A flash of light caught Hailey's eye, and she felt her lips curl upwards at the bolt of electricity that had struck the mountains in the distance. The two were always in a duel, it seemed, one never giving into the other's power.

"Lee-Lee," a quiet voice broke her reverie of silence, and Hailey's head whipped from the window to the door. A girl was standing there, one hand clutching the door handle like her life depended on it and the other gripping the neckline of an oversized t-shirt that had used to belong to her father.

"Evie, come here," Hailey whispered, removing her hands from the windowpane and offering them out to her sister. As soon as Hailey acknowledged her presence, Eve released the door handle and launched herself across the room and into Hailey's arms, automatically curling herself up in her older sister's lap. Hailey reached one arm down to wrap around Eve's waist, the touch stirring Eve and prompting her to peek her eyes out from where they had been buried in Hailey's torso.

"Why is it raining again?" Her voice trembled, a pathetic comparison to the thunderous rumble outside.

"Well, the fairies down here on Earth noticed that the plants were starting to die, so they told the Queen of the Fairies that they needed rain to live."

"But I don't like the noise," Eve whimpered. A bolt of lightning attacked the mountains once again, the hit followed by a roar of thunder as the sky cheered in victory for its ally. "Or the scary light."

"Well, you know the legend behind the thunderstorms, don't you?" When Eve shook her head, Hailey continued, pointing outside towards the mountains, where the storm clouds were most visible swirling angrily in the sky. "The fairies live in the depths of the mountain, and every morning, they go to the highest point and tell the Queen whether the plants and animals down below need more water. If they do, the Queen raises her hands to the sky, and rain falls. One day, the King of the Sun got angry that the fairies were causing rain and covering up the light, and so he created two monsters, Thunder and Lightning, to scare the fairies and get rid of the rain. They are always in constant battle, but the rain always defeats the Thunder and Lightning and drives them out of the sky, and its victory is shown with a rainbow." Eve's eyes were wide, the fear in them replaced by fascination.

"Really?" she whispered as if scared that if she spoke too loudly, the spell of the story may be broken.

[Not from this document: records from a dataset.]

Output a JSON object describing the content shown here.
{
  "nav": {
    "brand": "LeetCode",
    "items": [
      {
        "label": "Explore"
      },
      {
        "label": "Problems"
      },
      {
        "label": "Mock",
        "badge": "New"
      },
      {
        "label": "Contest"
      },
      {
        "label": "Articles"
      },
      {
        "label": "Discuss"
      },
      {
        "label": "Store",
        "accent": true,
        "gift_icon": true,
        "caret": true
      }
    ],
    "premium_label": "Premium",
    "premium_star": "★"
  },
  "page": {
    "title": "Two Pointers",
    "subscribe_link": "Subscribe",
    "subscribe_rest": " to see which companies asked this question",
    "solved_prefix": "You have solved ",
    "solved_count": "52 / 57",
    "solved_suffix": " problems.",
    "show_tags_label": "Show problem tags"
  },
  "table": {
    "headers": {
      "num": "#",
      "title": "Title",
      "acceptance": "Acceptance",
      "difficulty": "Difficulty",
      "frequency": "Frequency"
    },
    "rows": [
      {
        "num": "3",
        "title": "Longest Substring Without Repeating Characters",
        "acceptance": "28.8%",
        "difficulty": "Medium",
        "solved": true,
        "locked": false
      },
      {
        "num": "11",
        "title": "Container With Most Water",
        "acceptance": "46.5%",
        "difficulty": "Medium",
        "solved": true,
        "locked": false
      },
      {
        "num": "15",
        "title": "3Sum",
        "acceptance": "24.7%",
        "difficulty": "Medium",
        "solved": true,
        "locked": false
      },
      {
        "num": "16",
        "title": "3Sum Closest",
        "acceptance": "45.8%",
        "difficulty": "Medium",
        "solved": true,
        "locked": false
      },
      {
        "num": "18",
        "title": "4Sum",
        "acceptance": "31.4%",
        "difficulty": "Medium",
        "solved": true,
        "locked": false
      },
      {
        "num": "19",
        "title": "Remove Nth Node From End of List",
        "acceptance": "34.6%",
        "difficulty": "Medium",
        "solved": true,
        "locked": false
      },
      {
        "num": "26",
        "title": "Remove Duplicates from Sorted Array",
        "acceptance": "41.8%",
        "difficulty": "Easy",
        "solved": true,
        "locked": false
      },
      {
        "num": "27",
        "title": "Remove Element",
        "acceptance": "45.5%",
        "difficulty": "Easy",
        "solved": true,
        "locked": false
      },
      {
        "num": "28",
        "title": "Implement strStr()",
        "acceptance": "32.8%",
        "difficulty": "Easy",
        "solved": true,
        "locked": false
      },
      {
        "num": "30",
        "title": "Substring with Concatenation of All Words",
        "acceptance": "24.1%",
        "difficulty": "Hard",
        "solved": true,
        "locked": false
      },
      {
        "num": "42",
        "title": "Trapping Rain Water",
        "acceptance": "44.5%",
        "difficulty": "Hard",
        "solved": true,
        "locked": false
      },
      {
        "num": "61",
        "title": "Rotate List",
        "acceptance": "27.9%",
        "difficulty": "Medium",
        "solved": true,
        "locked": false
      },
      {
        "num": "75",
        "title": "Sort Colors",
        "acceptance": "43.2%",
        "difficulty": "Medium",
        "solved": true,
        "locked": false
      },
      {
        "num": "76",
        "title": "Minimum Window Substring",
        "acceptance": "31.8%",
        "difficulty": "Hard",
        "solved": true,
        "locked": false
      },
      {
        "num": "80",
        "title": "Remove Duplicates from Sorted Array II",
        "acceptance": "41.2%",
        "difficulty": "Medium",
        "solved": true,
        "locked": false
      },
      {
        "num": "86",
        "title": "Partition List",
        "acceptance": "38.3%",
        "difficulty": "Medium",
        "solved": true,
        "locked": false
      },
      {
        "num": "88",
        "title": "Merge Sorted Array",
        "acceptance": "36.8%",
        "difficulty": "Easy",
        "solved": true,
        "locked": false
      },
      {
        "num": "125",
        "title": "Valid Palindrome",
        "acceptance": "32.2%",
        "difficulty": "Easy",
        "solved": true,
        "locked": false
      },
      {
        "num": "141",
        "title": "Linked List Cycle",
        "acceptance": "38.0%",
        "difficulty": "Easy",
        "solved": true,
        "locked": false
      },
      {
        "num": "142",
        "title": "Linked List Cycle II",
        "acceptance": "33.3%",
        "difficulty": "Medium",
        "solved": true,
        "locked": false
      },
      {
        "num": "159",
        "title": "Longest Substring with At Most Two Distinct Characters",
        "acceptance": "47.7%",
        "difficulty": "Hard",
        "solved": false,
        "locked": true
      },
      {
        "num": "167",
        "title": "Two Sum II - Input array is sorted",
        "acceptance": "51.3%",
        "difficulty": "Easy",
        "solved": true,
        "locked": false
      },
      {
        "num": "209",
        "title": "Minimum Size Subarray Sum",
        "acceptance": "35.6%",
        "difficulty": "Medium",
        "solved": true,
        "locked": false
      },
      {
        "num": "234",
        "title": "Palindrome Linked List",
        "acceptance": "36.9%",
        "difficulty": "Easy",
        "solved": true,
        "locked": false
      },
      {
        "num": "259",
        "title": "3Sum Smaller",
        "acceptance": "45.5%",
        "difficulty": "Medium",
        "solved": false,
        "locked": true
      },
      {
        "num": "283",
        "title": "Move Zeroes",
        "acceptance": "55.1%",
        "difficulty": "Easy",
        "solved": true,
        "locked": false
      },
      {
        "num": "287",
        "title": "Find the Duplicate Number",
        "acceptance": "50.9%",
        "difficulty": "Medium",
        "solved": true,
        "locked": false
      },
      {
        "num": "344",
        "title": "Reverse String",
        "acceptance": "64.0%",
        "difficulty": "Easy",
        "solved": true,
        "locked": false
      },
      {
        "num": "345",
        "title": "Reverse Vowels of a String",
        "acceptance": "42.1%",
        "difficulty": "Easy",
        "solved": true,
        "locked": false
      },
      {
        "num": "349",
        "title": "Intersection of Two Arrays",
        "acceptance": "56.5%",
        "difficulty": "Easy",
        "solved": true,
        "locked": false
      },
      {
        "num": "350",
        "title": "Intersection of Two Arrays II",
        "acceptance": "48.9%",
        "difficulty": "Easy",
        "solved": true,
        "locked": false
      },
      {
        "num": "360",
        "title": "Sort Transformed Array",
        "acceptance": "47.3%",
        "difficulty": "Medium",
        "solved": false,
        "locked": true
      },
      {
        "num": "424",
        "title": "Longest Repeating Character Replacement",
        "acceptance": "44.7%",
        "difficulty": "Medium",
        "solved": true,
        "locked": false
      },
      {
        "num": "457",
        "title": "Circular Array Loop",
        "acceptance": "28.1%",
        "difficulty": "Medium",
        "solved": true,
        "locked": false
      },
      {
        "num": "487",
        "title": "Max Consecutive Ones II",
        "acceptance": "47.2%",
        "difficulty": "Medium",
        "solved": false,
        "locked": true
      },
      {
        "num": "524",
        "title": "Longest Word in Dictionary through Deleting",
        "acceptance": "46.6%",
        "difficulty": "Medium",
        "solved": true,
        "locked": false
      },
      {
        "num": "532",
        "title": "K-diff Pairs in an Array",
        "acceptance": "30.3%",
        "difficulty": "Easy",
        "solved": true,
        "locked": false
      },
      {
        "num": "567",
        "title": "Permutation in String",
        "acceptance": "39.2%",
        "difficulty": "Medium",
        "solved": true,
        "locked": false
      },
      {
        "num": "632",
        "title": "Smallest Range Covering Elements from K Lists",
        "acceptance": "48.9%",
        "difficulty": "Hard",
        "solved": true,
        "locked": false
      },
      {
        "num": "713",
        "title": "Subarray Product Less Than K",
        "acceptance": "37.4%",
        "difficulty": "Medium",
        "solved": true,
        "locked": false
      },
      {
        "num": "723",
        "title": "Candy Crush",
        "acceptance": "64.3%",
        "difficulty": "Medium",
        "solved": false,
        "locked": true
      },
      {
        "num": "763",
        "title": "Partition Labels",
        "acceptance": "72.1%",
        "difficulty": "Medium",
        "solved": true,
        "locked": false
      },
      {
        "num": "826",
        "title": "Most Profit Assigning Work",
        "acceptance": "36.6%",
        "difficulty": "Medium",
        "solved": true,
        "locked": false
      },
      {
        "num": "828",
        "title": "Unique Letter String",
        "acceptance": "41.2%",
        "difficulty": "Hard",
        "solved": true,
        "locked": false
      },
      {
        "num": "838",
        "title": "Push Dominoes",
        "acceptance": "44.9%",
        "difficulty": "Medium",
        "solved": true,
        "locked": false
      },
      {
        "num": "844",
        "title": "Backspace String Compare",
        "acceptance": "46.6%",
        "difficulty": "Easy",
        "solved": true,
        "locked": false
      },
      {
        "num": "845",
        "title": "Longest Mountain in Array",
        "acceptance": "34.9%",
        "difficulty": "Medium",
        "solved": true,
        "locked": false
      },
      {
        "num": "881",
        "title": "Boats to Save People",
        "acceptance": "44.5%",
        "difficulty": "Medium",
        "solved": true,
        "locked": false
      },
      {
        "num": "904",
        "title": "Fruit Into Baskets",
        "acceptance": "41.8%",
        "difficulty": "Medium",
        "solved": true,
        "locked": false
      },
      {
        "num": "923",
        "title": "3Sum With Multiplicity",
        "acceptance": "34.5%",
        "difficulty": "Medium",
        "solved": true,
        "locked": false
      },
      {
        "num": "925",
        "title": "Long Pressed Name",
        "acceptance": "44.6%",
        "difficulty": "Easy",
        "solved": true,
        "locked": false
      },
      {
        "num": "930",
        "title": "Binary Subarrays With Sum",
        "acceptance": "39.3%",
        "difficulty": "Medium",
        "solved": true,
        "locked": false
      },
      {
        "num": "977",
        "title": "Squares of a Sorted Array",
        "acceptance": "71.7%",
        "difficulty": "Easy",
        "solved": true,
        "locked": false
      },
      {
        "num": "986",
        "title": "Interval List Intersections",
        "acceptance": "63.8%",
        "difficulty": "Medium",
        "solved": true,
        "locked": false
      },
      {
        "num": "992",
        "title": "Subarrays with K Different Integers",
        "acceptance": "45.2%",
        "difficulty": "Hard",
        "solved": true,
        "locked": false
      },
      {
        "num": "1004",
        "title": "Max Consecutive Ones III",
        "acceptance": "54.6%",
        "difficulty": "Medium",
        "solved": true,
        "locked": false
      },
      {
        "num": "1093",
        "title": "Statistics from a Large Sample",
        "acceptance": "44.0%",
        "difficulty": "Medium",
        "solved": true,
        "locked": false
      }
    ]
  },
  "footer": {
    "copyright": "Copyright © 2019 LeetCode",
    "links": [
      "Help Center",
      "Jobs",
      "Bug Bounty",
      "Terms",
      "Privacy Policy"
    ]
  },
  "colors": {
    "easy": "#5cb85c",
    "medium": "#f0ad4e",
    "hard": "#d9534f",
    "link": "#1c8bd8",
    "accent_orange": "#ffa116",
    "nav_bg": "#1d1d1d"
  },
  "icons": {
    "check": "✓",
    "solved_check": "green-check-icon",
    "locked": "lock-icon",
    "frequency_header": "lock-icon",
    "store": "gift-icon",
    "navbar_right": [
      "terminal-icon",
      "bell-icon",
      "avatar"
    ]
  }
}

"Yeah, so when you wake up, a big rainbow will appear in the sky. But it'll only come out if you go to sleep." Eve gasped audibly, pushing away Hailey's arms and jumping out of her lap, not wasting any time in running out the door and across the hall back to her room, the soft thud of her footfalls fading with every step she ran down the hall.

Hailey rolled her eyes, resting her chin against her palm. She remembered when her father had told her that story, and, as her mother recalls, Hailey used to react the same way Eve did now. Her fingers grazed over the necklace she wore, the sole charm the most important thing she owned that reminded her of her father. It was small, but it caught the light whenever it turned, giving it the appearance of being bigger than it actually was. To an unsuspecting eye, the charm just looked like a gem encased in a protective wiring, but deep in its center, only visible if one looked at it the right way, was the engraving of a crown.